The obvious one is road safety. To help manage the many cars, roads and destinations - along with pedestrians and cyclists and so on - we invented various systems. This means traffic lights, signs, crossings and so on.
But more drastic steps can also arise from this same concern. Consider what American city, San Francisco, is doing:
“There are all sorts of things a city can do in the service of safer streets, from reducing speed limits to making room for bike lanes to handing out gift cards to law-abiding drivers. San Francisco just added another strategy to the list: restricting turns.
The idea is to reduce the number of conflict points between drivers, pedestrians, and cyclists on the busy corridor, and in doing so improve safety. In recent years, Market Street has been home to four of the city’s 20 worst intersections for pedestrian injuries, and the two worst crossings for bike collisions. At 5th and Market, for instance, there were 20 accidents involving cyclists and walkers between 2012 and 2013.”
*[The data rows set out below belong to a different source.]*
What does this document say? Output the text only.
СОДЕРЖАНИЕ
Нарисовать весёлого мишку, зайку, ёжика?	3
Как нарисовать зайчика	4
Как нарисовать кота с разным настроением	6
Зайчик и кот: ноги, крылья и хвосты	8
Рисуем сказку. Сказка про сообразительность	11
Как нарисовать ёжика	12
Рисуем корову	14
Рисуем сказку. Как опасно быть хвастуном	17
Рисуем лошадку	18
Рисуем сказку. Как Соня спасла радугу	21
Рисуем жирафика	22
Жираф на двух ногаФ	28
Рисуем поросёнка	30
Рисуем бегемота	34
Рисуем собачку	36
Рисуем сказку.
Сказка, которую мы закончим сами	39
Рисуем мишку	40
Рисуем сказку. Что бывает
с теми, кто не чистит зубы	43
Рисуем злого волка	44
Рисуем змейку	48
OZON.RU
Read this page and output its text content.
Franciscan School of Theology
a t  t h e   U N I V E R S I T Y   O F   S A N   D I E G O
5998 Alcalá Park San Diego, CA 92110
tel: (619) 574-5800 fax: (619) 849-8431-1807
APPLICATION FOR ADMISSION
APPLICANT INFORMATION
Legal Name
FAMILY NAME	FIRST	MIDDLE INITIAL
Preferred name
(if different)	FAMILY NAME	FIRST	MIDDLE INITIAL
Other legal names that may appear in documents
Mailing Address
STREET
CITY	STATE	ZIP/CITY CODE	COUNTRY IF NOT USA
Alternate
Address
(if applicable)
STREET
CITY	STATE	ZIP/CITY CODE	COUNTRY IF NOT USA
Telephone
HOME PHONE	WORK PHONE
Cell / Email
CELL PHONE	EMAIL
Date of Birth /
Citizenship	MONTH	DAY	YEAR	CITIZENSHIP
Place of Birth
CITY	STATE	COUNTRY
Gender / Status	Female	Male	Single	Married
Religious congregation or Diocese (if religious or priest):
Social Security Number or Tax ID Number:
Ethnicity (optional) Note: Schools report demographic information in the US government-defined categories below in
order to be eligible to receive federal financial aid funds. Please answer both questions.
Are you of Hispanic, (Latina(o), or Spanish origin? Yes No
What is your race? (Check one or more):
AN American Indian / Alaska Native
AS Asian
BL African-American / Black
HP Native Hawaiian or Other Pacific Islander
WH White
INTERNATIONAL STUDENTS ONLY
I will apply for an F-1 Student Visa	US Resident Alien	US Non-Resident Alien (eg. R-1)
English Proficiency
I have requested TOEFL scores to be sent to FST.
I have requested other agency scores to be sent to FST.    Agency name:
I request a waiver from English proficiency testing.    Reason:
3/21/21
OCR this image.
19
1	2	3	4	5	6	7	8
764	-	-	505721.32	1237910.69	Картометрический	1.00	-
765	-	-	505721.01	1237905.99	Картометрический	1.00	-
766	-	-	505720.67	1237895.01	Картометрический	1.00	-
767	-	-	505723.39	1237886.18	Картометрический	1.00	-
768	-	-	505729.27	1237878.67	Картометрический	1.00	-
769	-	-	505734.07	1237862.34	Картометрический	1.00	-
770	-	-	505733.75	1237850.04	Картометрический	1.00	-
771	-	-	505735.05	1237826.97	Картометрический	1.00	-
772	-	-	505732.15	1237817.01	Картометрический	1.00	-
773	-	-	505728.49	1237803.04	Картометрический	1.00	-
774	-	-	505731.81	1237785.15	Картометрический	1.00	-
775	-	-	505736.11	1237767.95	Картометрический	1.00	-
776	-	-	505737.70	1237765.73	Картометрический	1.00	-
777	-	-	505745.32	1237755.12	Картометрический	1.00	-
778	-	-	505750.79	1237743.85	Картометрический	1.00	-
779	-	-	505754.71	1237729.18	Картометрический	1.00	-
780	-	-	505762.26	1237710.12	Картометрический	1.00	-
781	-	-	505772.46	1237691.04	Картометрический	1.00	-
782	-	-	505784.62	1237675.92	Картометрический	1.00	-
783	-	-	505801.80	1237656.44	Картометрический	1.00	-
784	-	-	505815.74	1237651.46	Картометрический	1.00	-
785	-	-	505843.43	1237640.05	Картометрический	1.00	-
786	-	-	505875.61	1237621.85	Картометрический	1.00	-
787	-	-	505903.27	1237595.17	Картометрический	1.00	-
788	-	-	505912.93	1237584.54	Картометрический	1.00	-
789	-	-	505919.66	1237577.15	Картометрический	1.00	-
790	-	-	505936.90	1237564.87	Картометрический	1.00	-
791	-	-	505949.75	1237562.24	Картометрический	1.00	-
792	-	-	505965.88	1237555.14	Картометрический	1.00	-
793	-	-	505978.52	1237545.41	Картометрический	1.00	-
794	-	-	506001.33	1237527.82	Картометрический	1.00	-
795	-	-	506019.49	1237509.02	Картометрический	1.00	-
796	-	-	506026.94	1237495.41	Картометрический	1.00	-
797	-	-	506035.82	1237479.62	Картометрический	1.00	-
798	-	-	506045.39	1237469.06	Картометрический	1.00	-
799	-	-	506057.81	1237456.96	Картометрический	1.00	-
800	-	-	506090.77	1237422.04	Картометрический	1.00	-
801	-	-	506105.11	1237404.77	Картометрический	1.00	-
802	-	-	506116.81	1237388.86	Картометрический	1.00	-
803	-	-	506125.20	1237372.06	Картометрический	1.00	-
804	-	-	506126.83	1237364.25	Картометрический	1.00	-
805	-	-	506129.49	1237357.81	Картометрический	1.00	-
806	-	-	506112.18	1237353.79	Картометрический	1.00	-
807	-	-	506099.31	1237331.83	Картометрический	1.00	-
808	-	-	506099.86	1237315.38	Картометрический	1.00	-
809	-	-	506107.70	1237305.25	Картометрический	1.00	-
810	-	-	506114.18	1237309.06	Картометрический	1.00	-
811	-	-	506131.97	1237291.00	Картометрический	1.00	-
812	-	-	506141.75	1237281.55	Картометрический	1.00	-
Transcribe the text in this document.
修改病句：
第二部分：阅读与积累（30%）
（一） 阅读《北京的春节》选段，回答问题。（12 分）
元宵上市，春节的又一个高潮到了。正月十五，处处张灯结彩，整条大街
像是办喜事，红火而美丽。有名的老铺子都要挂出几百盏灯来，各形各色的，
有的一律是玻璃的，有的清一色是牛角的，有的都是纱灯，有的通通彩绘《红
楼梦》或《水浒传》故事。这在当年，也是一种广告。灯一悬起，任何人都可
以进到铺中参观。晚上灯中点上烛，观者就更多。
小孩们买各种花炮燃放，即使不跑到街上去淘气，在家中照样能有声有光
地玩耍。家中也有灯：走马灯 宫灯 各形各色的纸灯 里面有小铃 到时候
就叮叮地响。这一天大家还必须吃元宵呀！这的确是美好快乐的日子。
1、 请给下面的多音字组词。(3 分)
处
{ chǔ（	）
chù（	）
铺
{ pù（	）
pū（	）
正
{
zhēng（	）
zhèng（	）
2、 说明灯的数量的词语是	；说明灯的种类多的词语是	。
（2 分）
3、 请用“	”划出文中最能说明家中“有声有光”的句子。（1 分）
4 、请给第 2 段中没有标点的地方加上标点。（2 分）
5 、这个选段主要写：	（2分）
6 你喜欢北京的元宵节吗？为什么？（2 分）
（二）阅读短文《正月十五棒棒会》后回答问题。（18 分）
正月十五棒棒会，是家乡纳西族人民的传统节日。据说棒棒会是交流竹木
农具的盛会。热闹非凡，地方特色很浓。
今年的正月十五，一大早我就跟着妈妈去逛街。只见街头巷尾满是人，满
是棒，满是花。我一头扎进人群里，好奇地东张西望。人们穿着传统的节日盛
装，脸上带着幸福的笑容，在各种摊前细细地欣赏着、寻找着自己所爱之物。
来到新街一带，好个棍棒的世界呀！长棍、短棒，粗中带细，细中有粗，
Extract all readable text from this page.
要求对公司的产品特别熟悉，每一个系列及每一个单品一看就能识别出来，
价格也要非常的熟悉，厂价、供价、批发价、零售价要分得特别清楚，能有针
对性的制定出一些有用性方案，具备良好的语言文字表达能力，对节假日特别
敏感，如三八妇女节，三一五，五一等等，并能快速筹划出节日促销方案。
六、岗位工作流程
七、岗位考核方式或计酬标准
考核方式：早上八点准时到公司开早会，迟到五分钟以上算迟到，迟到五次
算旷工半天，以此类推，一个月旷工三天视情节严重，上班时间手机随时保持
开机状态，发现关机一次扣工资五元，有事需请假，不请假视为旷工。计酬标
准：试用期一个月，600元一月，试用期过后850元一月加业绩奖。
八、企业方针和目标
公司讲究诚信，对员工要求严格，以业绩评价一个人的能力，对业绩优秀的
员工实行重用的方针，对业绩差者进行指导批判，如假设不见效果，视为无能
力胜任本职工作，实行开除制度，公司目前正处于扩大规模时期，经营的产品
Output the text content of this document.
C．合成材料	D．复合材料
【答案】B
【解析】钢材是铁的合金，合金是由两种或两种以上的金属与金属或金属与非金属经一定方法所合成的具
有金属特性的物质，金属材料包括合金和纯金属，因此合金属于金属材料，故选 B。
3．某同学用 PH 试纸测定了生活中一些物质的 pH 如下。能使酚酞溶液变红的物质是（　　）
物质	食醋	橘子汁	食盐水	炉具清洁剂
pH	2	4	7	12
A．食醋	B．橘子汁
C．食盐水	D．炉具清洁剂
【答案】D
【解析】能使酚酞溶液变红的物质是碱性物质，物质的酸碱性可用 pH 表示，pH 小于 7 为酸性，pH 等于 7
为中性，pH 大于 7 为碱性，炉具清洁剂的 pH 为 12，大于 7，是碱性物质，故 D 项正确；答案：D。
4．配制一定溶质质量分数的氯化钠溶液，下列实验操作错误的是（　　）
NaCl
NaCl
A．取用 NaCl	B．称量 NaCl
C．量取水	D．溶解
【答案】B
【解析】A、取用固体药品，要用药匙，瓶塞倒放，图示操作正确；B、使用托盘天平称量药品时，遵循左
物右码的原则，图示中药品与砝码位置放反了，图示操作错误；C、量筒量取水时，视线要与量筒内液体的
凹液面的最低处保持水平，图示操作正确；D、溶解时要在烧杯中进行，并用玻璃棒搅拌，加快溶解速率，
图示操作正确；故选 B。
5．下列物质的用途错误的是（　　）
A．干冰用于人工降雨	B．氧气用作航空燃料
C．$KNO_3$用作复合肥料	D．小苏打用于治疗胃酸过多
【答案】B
Part of this might require such radical rethinking of precisely how we’re creating and monitoring our cities. With the advancement of technology, it means we can use powerful means to gather data that before we might never have had. As the Guardian reports:
“Glasgow has spent £24m installing technology such as smart street lights that brighten for pedestrians and cyclists, and traffic-tracking sensors in roads, while Bristol is collecting data on everything from health to pollution and interpreting it via a ‘city operating system’. While those cities may be streets ahead of others, most urban areas have some smart features.”
But this brings with it new concerns that will be considered for security jobs from Cape Town to New York. An internet security researcher, Cesar Cerrudo, warned that smart cities like these, seemingly of the future, could potentially be more vulnerable to hackers than the computers and smartphones we all use today. As the Guardian reports:
“Speaking at the RSA security conference in San Francisco in April, Cerrudo said many firms selling smart systems were failing to build in effective security, such as encryption – a significant problem when so many services transmitted their data wirelessly. “All the data goes over the air. If you don’t have a good encryption, anyone can capture the data over the air and compromise security,” he said.
For example, he revealed that the 200,000 traffic control sensors installed around the world, from Melbourne to London, were vulnerable to attack from hackers.”
Security is changing because we are changing and the world is, too. How we manage cities will bring with it new benefits, but also new dangers.